Für Übertreiber ist es schwieriger aus dem Zyklus zu entkommen, weil sie aus Gewohnheit mehr Energie in das ohnehin schon angespannte System pumpen. Sie steigern den Stress und brauchen länger, um wieder in die Realität herunterzukommen. Die Bagatellisiererin in der Problemtrance kann zwar auch nicht leicht aus ihrer Haut, aber wenn sie die Entspannung kultiviert, kann sie ihre Einstellung zur Entschärfung der Angstkontexte nutzen. So steht ihr der Weg zur Entspannung offen.

Naivität oder Weisheit?


Im Film "The Bridge of Spies" gibt es einen running gag. Er taucht das erste Mal auf, als der Strafverteidiger dem russischen Spion, der aufgeflogen ist, mitteilt, dass ihm die Todesstrafe droht: "Aren't you worried?" Der Spion darauf: "Would it help?"

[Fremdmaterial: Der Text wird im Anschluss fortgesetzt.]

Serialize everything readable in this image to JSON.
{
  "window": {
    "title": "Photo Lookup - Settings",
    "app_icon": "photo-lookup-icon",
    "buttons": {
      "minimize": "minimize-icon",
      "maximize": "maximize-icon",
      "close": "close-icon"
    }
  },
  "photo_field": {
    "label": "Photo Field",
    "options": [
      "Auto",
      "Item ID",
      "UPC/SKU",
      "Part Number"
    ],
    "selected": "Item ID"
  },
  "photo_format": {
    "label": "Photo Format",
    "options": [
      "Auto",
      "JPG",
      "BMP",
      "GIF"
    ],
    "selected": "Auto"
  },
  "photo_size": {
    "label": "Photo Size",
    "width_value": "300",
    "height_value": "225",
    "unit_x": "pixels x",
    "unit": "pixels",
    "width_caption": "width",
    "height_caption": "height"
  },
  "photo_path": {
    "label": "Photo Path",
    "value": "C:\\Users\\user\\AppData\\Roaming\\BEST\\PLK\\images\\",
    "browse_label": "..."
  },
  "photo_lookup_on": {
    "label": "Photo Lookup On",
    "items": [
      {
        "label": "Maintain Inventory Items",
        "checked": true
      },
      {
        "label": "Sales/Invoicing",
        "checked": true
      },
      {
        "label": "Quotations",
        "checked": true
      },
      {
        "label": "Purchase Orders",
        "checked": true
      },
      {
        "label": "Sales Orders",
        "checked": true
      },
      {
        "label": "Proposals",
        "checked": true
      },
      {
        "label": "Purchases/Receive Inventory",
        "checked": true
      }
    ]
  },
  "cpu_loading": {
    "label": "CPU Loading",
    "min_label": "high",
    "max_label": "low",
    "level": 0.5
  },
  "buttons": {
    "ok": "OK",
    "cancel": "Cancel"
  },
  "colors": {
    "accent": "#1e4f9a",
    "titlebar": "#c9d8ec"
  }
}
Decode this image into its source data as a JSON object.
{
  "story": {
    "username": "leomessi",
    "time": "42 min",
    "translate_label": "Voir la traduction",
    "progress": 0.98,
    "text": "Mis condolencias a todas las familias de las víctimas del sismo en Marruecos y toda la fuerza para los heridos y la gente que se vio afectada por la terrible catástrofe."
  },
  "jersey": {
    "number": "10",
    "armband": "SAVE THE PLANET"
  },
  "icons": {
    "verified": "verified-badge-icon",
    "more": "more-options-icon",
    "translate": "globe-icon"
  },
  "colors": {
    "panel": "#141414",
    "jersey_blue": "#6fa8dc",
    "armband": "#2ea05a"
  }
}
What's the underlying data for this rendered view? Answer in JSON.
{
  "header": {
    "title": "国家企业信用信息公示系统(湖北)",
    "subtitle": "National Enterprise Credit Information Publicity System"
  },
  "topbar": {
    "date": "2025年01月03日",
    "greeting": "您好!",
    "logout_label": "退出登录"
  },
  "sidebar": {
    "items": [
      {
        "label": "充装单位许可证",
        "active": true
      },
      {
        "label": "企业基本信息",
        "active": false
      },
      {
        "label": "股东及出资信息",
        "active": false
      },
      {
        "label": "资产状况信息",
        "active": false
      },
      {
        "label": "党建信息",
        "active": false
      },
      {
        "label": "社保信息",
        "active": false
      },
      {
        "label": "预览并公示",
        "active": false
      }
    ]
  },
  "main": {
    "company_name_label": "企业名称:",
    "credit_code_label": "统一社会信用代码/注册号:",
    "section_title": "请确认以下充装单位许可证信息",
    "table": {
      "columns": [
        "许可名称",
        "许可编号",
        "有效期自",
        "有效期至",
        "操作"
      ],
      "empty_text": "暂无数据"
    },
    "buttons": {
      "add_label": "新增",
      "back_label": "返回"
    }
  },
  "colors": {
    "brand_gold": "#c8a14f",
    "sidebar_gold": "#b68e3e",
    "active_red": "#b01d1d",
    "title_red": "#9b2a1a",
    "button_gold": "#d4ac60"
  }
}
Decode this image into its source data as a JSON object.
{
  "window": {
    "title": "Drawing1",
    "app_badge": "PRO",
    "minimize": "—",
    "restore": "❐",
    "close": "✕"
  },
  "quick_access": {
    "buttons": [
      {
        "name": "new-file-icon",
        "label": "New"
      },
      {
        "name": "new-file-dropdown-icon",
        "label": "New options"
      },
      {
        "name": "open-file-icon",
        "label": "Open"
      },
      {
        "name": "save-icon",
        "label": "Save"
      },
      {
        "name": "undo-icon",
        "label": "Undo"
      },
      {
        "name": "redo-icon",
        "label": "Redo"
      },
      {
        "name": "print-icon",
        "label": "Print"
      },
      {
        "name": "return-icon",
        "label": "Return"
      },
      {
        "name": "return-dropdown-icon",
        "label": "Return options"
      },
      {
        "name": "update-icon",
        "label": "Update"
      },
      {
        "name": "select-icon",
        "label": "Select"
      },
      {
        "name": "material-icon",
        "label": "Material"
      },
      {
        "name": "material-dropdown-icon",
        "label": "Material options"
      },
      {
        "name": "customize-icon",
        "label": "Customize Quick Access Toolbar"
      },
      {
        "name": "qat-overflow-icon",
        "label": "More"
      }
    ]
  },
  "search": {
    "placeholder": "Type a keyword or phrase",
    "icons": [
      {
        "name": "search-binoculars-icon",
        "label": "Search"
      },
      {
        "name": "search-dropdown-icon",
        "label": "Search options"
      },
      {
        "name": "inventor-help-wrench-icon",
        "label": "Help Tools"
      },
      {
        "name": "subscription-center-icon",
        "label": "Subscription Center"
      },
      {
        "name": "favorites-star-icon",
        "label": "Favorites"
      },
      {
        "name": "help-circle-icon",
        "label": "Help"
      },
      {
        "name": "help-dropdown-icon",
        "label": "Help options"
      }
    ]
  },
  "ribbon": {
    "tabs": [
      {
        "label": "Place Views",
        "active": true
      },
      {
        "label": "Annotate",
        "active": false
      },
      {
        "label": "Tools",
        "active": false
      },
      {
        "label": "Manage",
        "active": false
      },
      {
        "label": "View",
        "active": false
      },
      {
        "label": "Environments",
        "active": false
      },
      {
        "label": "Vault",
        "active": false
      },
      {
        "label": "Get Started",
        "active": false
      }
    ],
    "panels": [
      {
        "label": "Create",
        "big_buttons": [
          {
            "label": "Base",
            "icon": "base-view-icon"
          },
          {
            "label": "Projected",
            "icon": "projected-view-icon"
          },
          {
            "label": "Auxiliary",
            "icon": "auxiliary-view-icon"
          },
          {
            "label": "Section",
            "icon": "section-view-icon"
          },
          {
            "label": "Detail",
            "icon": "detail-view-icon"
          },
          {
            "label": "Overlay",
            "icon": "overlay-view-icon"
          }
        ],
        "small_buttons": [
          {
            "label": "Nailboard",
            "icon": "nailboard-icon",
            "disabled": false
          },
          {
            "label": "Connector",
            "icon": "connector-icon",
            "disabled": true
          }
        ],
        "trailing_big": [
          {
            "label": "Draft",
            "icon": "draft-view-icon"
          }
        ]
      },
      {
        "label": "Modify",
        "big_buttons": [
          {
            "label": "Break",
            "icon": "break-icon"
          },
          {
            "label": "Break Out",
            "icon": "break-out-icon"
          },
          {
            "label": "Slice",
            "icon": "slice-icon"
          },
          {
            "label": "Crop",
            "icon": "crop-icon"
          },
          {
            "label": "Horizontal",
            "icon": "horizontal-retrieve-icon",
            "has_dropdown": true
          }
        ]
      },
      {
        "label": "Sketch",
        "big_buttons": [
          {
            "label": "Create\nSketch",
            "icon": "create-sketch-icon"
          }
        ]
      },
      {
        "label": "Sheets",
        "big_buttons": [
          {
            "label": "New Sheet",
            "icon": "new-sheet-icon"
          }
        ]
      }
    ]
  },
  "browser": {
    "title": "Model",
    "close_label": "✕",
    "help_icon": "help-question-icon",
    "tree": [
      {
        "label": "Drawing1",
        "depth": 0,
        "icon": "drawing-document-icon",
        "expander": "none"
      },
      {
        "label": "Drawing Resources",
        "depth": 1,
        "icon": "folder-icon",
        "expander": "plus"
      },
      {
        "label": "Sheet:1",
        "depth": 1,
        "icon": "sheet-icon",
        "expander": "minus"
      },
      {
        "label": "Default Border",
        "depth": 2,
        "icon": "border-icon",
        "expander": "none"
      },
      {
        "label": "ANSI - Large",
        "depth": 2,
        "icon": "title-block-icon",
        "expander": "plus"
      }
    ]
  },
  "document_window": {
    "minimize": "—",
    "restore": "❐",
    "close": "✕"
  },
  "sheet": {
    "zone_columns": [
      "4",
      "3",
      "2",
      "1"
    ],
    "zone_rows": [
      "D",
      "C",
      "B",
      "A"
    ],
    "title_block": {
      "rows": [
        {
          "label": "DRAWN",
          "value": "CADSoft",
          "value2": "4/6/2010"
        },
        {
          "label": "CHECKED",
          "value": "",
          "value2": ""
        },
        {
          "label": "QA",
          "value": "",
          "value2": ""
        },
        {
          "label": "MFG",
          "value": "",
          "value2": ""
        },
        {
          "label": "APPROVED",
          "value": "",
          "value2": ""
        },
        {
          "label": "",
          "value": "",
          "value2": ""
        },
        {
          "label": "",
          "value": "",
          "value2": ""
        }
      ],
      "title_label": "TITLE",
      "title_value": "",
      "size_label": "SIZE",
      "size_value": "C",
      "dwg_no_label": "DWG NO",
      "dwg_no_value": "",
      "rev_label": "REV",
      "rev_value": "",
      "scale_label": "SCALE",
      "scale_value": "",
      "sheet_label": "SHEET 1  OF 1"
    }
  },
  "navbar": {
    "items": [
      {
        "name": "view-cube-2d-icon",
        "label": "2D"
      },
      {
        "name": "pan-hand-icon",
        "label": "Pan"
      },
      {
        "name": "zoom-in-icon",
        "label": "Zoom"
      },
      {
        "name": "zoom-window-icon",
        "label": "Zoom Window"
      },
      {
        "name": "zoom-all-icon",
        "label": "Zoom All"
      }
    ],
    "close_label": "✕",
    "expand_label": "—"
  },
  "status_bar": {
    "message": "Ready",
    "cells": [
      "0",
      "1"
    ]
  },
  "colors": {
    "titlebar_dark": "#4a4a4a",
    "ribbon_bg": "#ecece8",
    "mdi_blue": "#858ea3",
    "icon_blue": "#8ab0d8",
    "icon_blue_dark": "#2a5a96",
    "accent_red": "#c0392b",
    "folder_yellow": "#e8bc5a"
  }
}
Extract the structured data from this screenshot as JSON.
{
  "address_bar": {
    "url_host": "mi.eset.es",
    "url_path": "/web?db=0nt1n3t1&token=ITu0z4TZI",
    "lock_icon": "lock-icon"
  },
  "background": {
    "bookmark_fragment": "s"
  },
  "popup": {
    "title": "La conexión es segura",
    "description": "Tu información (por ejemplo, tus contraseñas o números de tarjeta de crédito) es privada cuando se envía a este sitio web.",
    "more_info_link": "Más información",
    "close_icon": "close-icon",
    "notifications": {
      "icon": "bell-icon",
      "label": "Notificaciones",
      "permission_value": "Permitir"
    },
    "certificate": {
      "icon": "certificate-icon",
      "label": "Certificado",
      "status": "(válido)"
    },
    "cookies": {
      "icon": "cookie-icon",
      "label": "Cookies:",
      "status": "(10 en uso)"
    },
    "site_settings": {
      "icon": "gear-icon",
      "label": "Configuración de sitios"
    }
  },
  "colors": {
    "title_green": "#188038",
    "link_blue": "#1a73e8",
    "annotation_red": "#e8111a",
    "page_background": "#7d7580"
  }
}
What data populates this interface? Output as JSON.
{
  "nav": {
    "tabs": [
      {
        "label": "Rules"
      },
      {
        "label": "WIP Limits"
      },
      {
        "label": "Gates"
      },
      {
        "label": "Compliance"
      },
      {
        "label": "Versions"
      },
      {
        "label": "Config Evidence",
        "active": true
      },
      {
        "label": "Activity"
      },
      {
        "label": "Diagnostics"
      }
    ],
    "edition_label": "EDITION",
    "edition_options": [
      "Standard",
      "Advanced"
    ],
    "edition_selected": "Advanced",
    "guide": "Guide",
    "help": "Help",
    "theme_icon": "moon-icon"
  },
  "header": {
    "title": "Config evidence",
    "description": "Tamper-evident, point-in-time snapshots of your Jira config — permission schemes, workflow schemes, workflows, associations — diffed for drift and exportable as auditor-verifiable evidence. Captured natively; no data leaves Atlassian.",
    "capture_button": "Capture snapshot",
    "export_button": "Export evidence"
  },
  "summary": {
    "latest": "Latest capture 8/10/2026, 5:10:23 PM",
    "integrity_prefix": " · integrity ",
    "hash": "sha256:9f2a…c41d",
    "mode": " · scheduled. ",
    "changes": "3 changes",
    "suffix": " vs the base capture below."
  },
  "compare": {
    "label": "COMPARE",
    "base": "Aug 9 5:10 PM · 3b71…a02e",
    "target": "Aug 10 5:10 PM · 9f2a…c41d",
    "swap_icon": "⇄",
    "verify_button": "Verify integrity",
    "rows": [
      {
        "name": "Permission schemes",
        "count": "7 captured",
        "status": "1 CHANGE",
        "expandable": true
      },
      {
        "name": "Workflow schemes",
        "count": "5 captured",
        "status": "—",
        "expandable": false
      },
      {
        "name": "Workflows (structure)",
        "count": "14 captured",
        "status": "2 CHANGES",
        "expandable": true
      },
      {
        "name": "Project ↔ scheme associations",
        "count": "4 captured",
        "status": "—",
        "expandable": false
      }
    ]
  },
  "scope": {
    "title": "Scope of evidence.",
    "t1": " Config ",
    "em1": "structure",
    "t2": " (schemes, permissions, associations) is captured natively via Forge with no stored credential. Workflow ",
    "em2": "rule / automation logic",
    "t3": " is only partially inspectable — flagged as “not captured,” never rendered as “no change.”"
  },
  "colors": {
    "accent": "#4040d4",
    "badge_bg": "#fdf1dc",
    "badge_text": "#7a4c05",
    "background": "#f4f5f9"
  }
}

Ein Bagatellisierer, ein Stoiker oder ein Weiser? Die Einschätzung hängt ab von der Kontextgewohnheit des Betrachters: Kommt sie aus der Kampf- oder Fluchtperspektive oder hat sie sich schon von diesem Dilemma gelöst? Hat da jemand erkannt, dass es nicht um Flüchten oder Kämpfen geht, sondern um sinnvolles Handeln, wenn dieses möglich ist, und um das Akzeptieren dessen, was unvermeidlich ist?